J'ignorais si je me trouvais en territoire ennemi, mais ma seule chance de survie sur cette île était de trouver des signes de civilisation. Ma chance semblait me sourire, car je trouvai rapidement des traces de pas qui semblaient dater de quelques jours. Je les suivis pendant une bonne heure. Les traces menaient vers une grotte, à l'intérieur, je vis un spectacle qu'aucune personne saine d'esprit ne pourrait croire.

Il y avait une fontaine immense dont la chaleur de l'eau engendrait un arc-en-ciel. Dans son bassin se trouvaient des pommes, bien rondes, bien rouges, elles avaient l'air succulentes. Élément perturbant, le contour de la construction était entouré de poussière. De plus, aucun être vivant n'était présent. Pourtant le chemin de pas était unidirectionnel et aucune autre issue n'était visible. Ignorant combien de temps j'allais rester sur ce caillou au milieu de l'océan, je pris quelques pommes dans le bassin.

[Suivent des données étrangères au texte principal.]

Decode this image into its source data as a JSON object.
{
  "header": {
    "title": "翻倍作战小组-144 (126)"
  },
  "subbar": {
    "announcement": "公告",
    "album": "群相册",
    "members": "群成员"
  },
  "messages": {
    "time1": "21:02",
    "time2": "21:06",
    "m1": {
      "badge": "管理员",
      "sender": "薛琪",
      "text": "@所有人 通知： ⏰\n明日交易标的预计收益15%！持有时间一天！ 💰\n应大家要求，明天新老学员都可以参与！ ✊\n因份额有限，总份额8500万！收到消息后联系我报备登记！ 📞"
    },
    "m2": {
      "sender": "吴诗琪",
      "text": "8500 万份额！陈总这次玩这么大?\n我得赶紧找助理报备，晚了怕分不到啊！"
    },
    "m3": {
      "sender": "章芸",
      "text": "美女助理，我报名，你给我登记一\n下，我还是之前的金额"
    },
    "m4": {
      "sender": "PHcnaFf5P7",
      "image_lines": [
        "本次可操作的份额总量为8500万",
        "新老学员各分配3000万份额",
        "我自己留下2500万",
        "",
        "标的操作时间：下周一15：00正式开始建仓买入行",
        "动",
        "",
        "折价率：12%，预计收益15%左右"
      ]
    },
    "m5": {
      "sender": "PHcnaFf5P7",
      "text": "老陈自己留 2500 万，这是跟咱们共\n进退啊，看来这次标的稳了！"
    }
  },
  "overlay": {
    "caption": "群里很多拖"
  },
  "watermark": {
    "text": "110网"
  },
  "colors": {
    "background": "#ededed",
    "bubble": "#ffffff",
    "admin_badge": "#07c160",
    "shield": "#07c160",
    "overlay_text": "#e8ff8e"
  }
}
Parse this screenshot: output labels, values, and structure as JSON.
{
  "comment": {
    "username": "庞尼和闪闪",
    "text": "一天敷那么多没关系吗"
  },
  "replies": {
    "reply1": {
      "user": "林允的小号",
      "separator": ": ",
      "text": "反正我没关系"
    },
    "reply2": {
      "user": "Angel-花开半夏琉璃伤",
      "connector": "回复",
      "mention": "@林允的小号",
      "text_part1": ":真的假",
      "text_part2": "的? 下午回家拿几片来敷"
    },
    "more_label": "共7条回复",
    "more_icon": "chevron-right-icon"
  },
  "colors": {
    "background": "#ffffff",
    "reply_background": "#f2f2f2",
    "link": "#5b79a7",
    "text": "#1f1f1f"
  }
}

La chance fut avec moi car en sortant de cette caverne, je vis au loin les lumières d'un navire. Était-il américain, australien, japonais, chinois ou d'une de ces innombrables nations engagées dans ce conflit ? Il fallait prendre le risque. Je sortis mon pistolet de détresse. Peu de temps après je fus secouru. Il s'agissait d'un destroyer de l'oncle Sam.

De retour à la base, je partageai mes pommes avec mes compagnons de chambres tout en racontant ce que j'avais vu dans la grotte. Ces imbéciles manquaient tellement de délicatesse qu'ils ne m'en gardèrent même pas une pour ma personne. Fort heureusement, j'en avais gardé une dans ma cantine. Du moins c'est ce que je me disais à ce moment-là.

Cependant, le geste égoïste de mes compagnons me sauva la vie, car quelques heures après, ils se sentirent faibles. Au bout de cinq heures, ils se contorsionnèrent dans des positions impensables, hurlèrent à la mort, prièrent Dieu de toutes leur larme. Leur peau se dessécha, leurs dents pourrirent, leur esprit rentra dans une psychose angoissante. Les infirmières étaient incapables de les calmer et de stabiliser leur état. La morphine ainsi que divers opiacés et anesthésiants leur furent inhalés et injectés en vain.

Ce brouhaha indescriptible dura toute la nuit. On les entendait dans toutes la base. Ce n'est qu'après d'interminables heures que j'arrivais à fermer l'œil.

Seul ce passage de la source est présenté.